Cuando Lee organizó mi huida cinco años atrás, su papel en el golpe y sus sacrificios me permitieron seguir limpia en términos legales, pero estuve a punto de fastidiarlo todo. Eso trajo consecuencias. Tuve que desplegar mi propio juego encima de la complicada partida de ajedrez que Lee estaba librando sin que mi madre lo supiera.

Perdí cosas y encontré otras solo para perderlas también.

Mi hermana enterró su historia hace años. Adoptó un nuevo nombre, toda una nueva identidad con la que protegerse, lejos del alcance o conocimiento de nuestra madre.
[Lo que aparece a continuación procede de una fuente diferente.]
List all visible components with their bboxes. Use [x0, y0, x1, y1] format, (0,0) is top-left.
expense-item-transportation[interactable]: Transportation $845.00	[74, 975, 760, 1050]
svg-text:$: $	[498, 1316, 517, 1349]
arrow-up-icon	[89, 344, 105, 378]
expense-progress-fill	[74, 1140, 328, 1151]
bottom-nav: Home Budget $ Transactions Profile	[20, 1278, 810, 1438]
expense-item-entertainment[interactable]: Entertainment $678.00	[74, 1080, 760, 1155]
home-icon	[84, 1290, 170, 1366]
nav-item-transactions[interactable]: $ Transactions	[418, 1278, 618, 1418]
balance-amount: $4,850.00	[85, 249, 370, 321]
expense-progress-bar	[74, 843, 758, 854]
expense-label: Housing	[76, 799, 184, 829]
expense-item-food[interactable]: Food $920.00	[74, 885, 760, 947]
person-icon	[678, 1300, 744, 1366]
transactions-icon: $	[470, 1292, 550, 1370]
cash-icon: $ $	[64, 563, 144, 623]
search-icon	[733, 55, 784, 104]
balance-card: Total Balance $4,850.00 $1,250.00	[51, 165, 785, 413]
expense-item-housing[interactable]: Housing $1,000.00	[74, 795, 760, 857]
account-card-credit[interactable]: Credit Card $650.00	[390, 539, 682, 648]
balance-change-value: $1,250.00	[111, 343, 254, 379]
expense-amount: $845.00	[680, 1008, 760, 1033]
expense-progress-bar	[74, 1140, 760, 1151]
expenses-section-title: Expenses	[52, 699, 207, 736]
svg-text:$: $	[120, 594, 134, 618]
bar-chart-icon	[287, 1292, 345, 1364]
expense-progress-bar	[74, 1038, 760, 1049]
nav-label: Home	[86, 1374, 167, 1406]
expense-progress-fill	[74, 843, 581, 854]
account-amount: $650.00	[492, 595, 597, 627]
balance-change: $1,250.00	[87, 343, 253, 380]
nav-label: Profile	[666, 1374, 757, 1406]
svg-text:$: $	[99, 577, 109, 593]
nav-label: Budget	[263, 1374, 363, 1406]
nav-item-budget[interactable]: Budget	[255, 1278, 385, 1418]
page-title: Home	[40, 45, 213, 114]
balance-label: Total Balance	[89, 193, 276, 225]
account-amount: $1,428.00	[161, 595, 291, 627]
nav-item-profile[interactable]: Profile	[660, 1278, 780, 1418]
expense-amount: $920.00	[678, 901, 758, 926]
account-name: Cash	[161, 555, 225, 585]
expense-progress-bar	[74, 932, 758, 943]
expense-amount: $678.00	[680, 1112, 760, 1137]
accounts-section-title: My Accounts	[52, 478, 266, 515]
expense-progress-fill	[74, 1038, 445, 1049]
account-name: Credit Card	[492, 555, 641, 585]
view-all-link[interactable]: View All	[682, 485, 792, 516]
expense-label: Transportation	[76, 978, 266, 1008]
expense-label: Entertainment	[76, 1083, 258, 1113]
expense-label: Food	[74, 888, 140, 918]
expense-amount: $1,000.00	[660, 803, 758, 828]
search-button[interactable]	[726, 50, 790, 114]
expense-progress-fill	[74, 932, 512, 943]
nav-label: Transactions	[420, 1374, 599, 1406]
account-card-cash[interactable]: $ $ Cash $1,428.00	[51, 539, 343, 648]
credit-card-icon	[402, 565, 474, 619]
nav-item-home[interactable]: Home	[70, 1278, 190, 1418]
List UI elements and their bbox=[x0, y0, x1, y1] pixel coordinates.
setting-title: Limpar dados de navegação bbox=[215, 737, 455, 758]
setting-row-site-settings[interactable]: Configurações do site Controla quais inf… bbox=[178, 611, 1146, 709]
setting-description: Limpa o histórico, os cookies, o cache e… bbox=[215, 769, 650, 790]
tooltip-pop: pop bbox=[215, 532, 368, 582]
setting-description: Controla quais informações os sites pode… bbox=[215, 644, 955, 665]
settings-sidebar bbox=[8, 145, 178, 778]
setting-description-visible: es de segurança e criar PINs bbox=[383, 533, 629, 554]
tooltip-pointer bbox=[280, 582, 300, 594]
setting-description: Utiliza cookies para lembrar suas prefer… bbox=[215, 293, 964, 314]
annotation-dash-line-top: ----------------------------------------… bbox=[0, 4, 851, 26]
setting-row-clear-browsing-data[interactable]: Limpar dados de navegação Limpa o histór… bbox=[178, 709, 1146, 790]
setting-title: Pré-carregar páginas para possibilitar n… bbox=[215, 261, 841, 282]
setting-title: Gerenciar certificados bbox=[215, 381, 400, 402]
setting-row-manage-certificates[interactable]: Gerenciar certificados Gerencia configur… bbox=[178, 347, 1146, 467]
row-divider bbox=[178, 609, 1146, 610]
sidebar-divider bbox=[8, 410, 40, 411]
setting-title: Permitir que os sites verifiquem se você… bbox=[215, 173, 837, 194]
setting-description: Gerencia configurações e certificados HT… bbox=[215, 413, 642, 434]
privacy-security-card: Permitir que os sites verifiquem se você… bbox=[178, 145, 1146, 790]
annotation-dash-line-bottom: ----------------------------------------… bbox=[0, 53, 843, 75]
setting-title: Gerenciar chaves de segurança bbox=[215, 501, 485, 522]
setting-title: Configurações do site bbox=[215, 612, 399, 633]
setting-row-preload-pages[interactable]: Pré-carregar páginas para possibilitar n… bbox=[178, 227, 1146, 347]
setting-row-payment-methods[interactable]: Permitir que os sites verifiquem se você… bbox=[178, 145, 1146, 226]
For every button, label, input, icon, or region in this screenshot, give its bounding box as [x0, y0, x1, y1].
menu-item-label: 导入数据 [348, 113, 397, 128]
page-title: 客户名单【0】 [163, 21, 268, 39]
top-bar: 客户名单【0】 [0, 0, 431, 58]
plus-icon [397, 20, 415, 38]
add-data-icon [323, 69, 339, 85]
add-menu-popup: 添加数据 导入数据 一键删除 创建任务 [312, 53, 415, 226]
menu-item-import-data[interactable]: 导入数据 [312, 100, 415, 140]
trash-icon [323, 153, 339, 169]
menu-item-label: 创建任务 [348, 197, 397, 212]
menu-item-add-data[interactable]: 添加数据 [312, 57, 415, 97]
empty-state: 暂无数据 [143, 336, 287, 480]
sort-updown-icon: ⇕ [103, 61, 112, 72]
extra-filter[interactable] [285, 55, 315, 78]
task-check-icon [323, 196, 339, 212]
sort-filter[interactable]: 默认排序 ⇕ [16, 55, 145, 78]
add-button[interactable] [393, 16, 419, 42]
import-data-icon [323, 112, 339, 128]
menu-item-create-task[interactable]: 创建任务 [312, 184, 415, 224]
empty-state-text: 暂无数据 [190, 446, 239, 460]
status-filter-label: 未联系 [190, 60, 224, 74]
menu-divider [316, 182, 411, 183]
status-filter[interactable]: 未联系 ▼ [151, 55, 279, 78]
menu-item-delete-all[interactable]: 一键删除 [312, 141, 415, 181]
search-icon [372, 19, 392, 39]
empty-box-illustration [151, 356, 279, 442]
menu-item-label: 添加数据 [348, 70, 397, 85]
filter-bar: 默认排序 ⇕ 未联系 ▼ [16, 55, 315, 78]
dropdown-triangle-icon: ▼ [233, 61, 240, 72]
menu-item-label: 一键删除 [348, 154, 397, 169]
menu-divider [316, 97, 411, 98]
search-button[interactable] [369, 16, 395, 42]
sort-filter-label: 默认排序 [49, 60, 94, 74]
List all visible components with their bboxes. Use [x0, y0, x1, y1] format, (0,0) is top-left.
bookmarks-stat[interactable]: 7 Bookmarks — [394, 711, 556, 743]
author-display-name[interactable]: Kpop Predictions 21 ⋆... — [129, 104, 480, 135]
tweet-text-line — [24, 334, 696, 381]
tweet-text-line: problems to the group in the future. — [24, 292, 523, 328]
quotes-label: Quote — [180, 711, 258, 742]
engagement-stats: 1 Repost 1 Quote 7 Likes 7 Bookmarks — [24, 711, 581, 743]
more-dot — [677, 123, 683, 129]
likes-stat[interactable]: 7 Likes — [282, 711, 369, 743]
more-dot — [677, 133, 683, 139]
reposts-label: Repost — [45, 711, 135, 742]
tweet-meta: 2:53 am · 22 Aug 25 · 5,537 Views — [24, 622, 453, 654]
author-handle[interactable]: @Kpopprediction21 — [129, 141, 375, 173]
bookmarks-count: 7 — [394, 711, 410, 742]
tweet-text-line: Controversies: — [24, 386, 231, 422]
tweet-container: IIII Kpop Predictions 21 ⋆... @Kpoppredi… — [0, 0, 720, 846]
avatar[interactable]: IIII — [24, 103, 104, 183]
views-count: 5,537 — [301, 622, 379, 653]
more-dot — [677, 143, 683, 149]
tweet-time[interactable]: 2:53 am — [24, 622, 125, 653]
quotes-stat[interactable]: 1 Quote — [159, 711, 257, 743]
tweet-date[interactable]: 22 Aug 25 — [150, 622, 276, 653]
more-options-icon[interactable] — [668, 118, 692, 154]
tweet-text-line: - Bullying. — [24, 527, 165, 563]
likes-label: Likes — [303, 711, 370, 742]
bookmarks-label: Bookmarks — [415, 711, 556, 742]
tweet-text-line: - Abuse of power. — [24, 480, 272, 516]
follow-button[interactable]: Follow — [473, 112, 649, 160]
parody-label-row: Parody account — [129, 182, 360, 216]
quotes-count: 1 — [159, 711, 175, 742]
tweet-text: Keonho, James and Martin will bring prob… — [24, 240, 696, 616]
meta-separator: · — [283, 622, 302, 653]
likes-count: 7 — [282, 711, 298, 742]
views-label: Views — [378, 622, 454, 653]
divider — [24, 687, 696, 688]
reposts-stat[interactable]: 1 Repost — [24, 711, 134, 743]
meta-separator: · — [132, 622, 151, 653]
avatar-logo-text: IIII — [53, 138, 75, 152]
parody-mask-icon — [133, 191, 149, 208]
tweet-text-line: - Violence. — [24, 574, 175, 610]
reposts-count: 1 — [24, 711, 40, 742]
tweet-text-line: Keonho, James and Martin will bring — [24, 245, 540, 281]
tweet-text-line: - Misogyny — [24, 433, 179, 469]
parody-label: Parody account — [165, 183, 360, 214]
Se instaló en un pueblo donde a nadie se le ocurriera buscarla, y ningún habitante de Clear Creek se olió nada cuando se presentó como Lee O’Malley. Se teñía de moreno con regularidad, para que las raíces rubias nunca asomaran, e instaló su agencia en el pueblo. Trabó «amistad» con los ayudantes del sheriff y jamás dormía sin tener un cuchillo al alcance de la mano, porque algunos rasgos se pueden teñir y algunos nombres se pueden falsificar, pero es imposible esconder tu verdadero yo ni las lecciones que aprendiste en la oscuridad de la noche.

Antes de llevarme a su casa, Lee me cortó la melena rubia que mi madre se empeñaba en que llevara larga. Mientras me teñía el pelo y las cejas de castaño en el lavamanos de la habitación del motel, me habló de la casa de dos dormitorios que tenía a las afueras del pueblo, de mi nuevo cuarto, de mi nuevo colegio y de mi nueva historia. Antes de que abandonáramos aquella habitación para encaminarnos a lo que aprendería a considerar y llamar «hogar», me había despojado de la chica que había sido con la misma facilidad que de mi melena... y Nora O’Malley nació en un periquete y dos palabras. Se suponía que estaba aquí para quedarse.

Y me dije que las chicas que hubiera sido antes no importaban.

Aprendí a las malas que me equivocaba.